Erenköy Girls High School was established 1911 in the Mansion of Nemizade Zihni Bey at Kabasakal neighborhood of Istanbul. It was later renamed Model School for Girls (Ottoman Turkish: Kız Numune Mektebi) and moved to the Mansion of Rıdvan Pasha. In 1916, the school was finally named Erenköy Girls High School (Ottoman Turkish: Erenköy İnas Sultanisi). The school moved then to a mansion purchased for 7,500 gold coins by the Ministry of Education from Mabeyinci Faik Bey. The school dormitory was extended by purchasing the mansion of Hajji Hüseyin Pasha from its last owner Hatice Sultan, one of the daughters of Sultan Murad V (reigned 1876).
Education continued at scattered sites after the school building burnt down on February 22, 1945. The school moved into the current building in the academic year 1954-55. From 1990 on, no more boarding students were accepted.
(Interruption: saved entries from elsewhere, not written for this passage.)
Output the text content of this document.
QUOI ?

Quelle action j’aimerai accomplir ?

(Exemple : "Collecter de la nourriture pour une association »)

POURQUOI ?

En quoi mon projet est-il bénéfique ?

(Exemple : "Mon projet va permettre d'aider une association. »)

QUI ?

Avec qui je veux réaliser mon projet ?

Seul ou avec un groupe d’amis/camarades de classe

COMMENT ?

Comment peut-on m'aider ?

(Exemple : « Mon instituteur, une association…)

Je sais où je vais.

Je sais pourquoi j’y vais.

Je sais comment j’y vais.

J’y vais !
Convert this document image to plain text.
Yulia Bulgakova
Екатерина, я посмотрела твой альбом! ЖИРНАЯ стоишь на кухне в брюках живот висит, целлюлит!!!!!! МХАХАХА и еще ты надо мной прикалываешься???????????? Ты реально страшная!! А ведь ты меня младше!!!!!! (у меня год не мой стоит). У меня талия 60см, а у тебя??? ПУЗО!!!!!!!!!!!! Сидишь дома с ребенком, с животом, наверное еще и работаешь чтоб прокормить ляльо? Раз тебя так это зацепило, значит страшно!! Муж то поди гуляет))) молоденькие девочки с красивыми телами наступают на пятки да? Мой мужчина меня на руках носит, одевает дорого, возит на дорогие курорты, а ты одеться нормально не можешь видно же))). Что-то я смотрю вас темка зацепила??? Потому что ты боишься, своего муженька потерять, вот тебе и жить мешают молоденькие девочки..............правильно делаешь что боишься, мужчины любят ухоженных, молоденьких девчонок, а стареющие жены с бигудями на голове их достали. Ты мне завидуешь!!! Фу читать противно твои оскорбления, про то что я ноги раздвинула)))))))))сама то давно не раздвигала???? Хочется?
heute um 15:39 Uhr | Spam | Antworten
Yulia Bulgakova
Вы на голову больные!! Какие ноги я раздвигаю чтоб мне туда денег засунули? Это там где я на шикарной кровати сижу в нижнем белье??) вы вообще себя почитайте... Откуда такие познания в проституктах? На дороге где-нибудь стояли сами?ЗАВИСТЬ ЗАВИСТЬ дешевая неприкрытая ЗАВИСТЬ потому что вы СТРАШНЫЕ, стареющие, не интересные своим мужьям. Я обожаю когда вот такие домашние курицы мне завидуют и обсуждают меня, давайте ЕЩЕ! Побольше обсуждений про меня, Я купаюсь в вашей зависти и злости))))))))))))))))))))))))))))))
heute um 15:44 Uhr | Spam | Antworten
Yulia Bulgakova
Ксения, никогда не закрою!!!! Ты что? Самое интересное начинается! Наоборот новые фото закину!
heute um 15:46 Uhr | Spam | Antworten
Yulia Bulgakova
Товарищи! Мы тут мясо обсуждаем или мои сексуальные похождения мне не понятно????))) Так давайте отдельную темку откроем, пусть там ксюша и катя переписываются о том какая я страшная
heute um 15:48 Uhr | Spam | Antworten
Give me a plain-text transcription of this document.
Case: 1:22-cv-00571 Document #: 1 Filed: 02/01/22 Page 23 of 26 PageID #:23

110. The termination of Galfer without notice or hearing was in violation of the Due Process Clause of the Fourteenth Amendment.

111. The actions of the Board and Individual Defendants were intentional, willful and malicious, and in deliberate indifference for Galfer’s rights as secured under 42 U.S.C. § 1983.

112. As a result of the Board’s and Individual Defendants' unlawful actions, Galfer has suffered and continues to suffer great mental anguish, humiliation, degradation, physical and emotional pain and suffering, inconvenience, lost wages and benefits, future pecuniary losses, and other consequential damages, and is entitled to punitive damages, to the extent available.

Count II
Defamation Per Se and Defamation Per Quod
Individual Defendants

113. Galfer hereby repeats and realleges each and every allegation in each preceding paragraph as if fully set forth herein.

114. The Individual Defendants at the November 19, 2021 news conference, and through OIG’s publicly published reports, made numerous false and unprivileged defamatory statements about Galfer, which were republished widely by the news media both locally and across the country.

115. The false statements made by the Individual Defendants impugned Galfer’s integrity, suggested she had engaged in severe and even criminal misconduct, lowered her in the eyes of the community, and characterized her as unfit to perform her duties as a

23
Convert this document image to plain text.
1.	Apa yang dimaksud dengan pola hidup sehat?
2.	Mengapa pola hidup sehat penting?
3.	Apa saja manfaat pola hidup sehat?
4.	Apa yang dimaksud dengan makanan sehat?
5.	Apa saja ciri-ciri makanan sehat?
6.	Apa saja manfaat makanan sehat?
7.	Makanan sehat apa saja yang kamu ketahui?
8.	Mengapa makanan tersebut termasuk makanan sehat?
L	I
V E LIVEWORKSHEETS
Erenköy Girls High School is today an Anadolu-type high school called "Super High School", at which education is in a foreign language, the courses are computer-aided and the classroom size is limited.
This school has educated generations of Turkish women who have achieved important social standing in the Turkish society. Until 1979, it was a girls-only school, when boy students were also accepted to the school. This practice lasted for only one and a half academic years and the school never again accepted boys.